The Covid-19 arrival caps for Australian citizens will also be removed and hotel quarantine will be scrapped in favour of home quarantine in states that sign up, with New South Wales and South Australia currently running trials.
Australian is in talks to set up quarantine-free travel bubbles with the UK (pictured is Big Ben), US, Japan, South Korea, Singapore and Pacific islands such as Fiji for the fully vaccinated
But there may be no quarantine at all for fully vaccinated people arriving from countries where a travel bubble has been agreed.
Such arrangements would mirror the New Zealand travel bubble that was in place between April and July before New South Wales suffered its Covid outbreak.
Tourism Minister Dan Tehan said discussions were ongoing with several countries with high vaccination rates to determine what kind of quarantine arrangements would be needed.
'Obviously with New Zealand we were able to do that quarantine-free.
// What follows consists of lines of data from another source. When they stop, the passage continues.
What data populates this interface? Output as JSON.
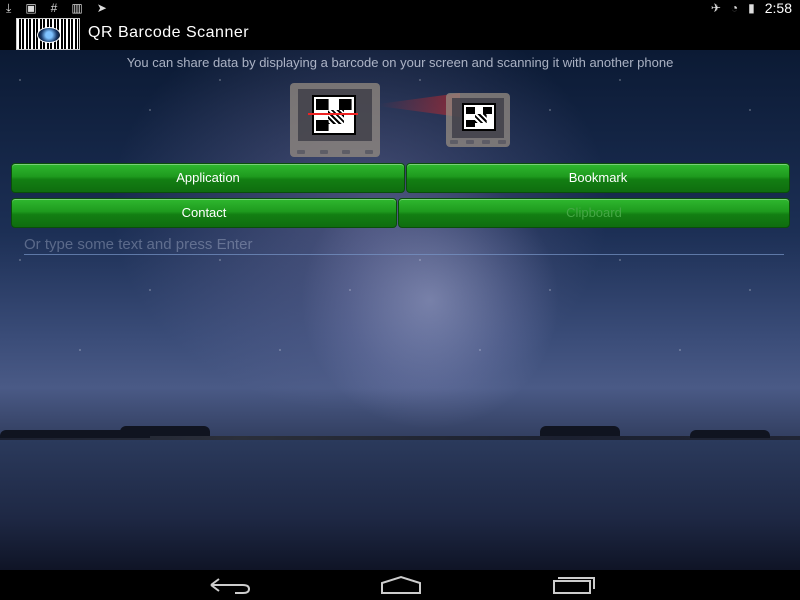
{
  "status_bar": {
    "left_icons": [
      "download-icon",
      "image-icon",
      "hash-icon",
      "barcode-icon",
      "send-icon"
    ],
    "right_icons": [
      "mute-icon",
      "wifi-icon",
      "battery-charging-icon"
    ],
    "time": "2:58"
  },
  "app": {
    "title": "QR Barcode Scanner",
    "icon": "qr-scanner-app-icon"
  },
  "main": {
    "info_text": "You can share data by displaying a barcode on your screen and scanning it with another phone",
    "buttons": {
      "application": "Application",
      "bookmark": "Bookmark",
      "contact": "Contact",
      "clipboard": "Clipboard"
    },
    "clipboard_enabled": false,
    "text_input": {
      "placeholder": "Or type some text and press Enter",
      "value": ""
    }
  },
  "nav_bar": {
    "buttons": [
      "back-icon",
      "home-icon",
      "recent-apps-icon"
    ]
  },
  "colors": {
    "button_green": "#1e9a1e",
    "button_border": "#0a4e0a",
    "scan_beam": "#e22"
  }
}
It would be great if we could get that up and running again,' he told the Today show on Thursday morning.
'Then we're in discussion with the Pacific Islands, Singapore, Japan, South Korea, the US, the UK on what those travel arrangements will look like.
'Hopefully we'll be able to have home quarantine, we'll be able to limit the time of quarantine and, ultimately, quarantine-free travel. It could require some testing. All those discussions are in place,' he said.
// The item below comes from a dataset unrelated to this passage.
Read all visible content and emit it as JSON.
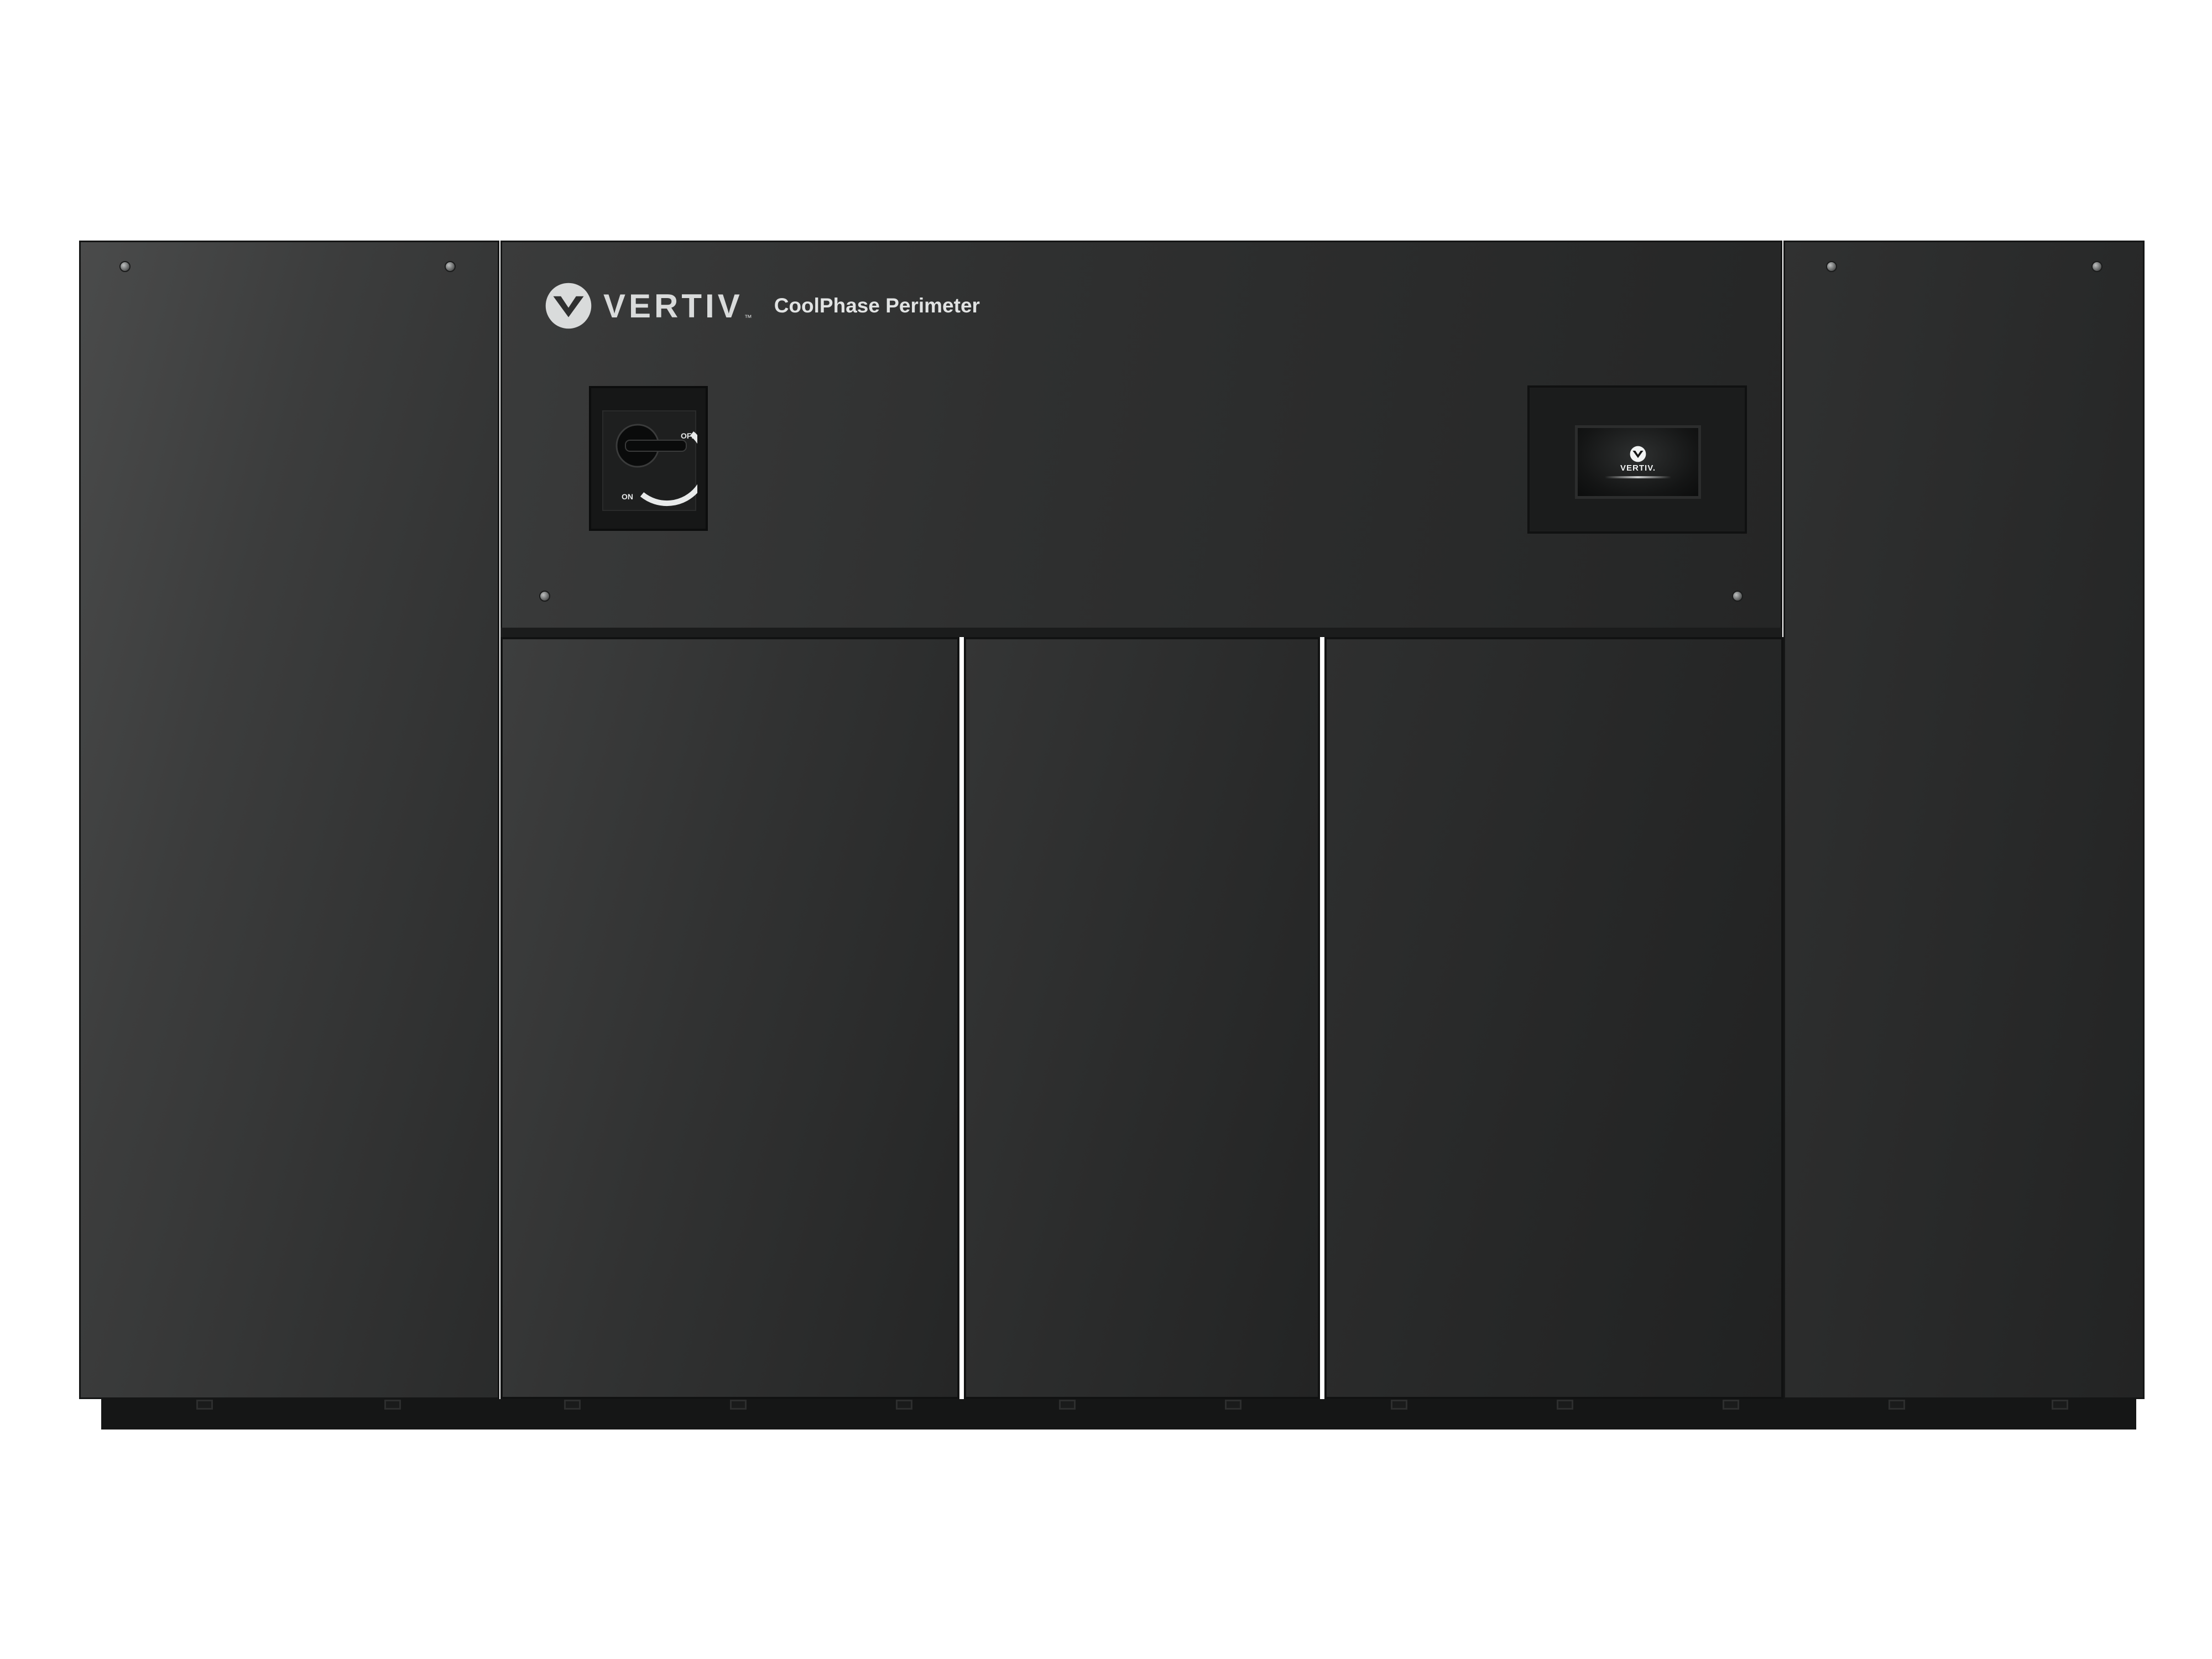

Asked if the quarantine requirements could differ from state to state, Mr Tehan said: 'We'll work that through with the states and territories. We have a very important trial taking place in South Australia at the moment on home quarantine.
A travel bubble could be set up with Fiji (pictured) so Australians can finally go on holiday
'NSW have indicated that they want to move to home quarantining as well. As we keep rolling out these trials, the hope is also we can look at, perhaps, seven days in home quarantine with testing either side because the more we can limit that time in quarantine, obviously the better, the better for bringing returning Australians home, the better for international students to be able to return.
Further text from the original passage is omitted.